Hundreds of mourners assembled in the West Bank village of Turmus Ayya on Monday for the funeral of Amer Rabee, a 14-year-old U.S. citizen who Israeli forces fatally shot the previous day.
Rabee, a former resident of Saddle Brook, New Jersey, was shot numerous times while out picking green almonds with two friends, according to his family.
Rabee’s father, Mohammed, accused the Trump administration of turning a “blind eye” to the killing, even as the president met with Israeli Prime Minister Benjamin Netanyahu on Monday.
“It was a field execution,” he told CBS News.
“We have to … send a message for President Trump to at least stop this situation,” he added. “Stop sending weapons to kill.”
The Israeli government said in a statement it shot three “terrorists” who were throwing rocks at a highway, putting civilians at risk.
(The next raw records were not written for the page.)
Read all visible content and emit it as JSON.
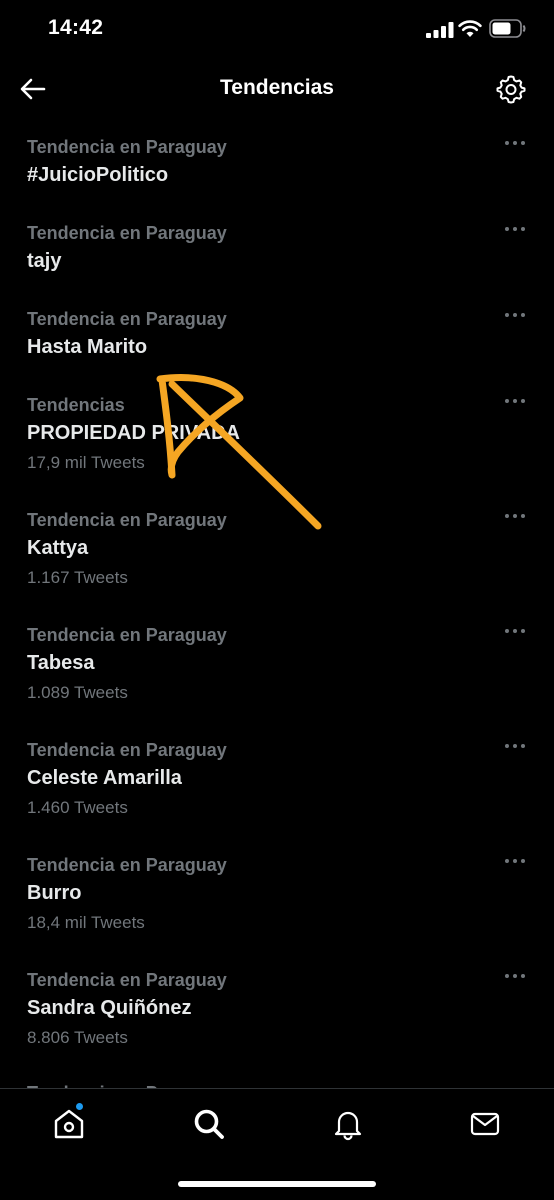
{
  "status_bar": {
    "time": "14:42"
  },
  "header": {
    "title": "Tendencias"
  },
  "trends": [
    {
      "context": "Tendencia en Paraguay",
      "name": "#JuicioPolitico",
      "count": ""
    },
    {
      "context": "Tendencia en Paraguay",
      "name": "tajy",
      "count": ""
    },
    {
      "context": "Tendencia en Paraguay",
      "name": "Hasta Marito",
      "count": ""
    },
    {
      "context": "Tendencias",
      "name": "PROPIEDAD PRIVADA",
      "count": "17,9 mil Tweets"
    },
    {
      "context": "Tendencia en Paraguay",
      "name": "Kattya",
      "count": "1.167 Tweets"
    },
    {
      "context": "Tendencia en Paraguay",
      "name": "Tabesa",
      "count": "1.089 Tweets"
    },
    {
      "context": "Tendencia en Paraguay",
      "name": "Celeste Amarilla",
      "count": "1.460 Tweets"
    },
    {
      "context": "Tendencia en Paraguay",
      "name": "Burro",
      "count": "18,4 mil Tweets"
    },
    {
      "context": "Tendencia en Paraguay",
      "name": "Sandra Quiñónez",
      "count": "8.806 Tweets"
    }
  ],
  "partial_item": {
    "context": "Tendencia en Paraguay"
  },
  "icons": {
    "back": "arrow-left-icon",
    "settings": "gear-icon",
    "more": "more-horizontal-icon",
    "home": "home-icon",
    "search": "search-icon",
    "notifications": "bell-icon",
    "messages": "envelope-icon"
  },
  "colors": {
    "background": "#000000",
    "primary_text": "#e7e9ea",
    "secondary_text": "#71767b",
    "annotation": "#f5a623",
    "notification_dot": "#1d9bf0"
  }
}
The Israeli military released a video of the incident. The grainy black-and-white footage shows three individuals, one of whom appears to throw something, though it’s not possible to identify the figures in the footage.
Another American citizen, Ayoub Jabara, 15, was wounded in the shooting and rushed to a hospital in Ramallah, Turmus Ayya mayor Lafi Shalabi told The Washington Post.
“This is an atrocity,” Rep. Bonnie Watson Coleman of New Jersey wrote in a statement on X. “How can the Israeli military possibly justify shooting and killing an American teenager in cold blood? The U.S. must step in and stop this madness.”
The State Department has declined to comment on the shooting at this time, citing family privacy, it told CNN.
The Independent has contacted the White House for comment. It does not appear Trump and Netanyahu publicly discussed the shooting of the Palestinian-American boy.
The killing follows the deaths of other Americans in the midst of the conflict, including Tawfic Abdel Jabbar, who was killed last January, and Mohammad Ahmad Alkhdour, who was killed the following month. Israeli police have said that an Israeli soldier and a settler were involved in a “firearm discharge” near where Jabbar died. An eyewitness claimed someone shot Alkhdour from a military road, but officials of the Israeli Defense Forces (IDF) said no soldiers were present.

Last September, Israeli forces shot and killed Aysenur Eygi, a Turkish-American activist who was in the West Bank to protest Israel’s ongoing military presence and the continued expansion of Jewish settlements, which many observers argue are illegal under international law.
The IDF said at the time of Eygi’s death that an initial investigation showed it was “very likely” she was shot in the head “unintentionally” during “a violent riot.” The Washington Post subsequently reported she was shot more than 30 minutes after a large protest had occurred and activists moved more than 200 yards away from Israeli forces.
As The Independent has reported, some Palestinian-Americans have felt “abandoned” by the U.S. in the midst of the Israel-Hamas conflict, including U.S. citizens who were stranded in southern Gaza as Israel’s U.S.-supplied military destroyed large parts of the city of Rafah.
Amid attempts to reach a durable ceasefire in the Israel-Hamas war in Gaza, the IDF has pursued an offensive in the occupied West Bank, including sending in tanks for the first time in decades.
The fighting has displaced thousands of Palestinians.
Trump announced on Monday that the U.S. is “looking at another ceasefire” after Israel broke a previous agreement by striking Hamas.
Trump has taken action to deport student and faculty activists expressing support for Palestine or participating in pro-Gaza protests at American universities.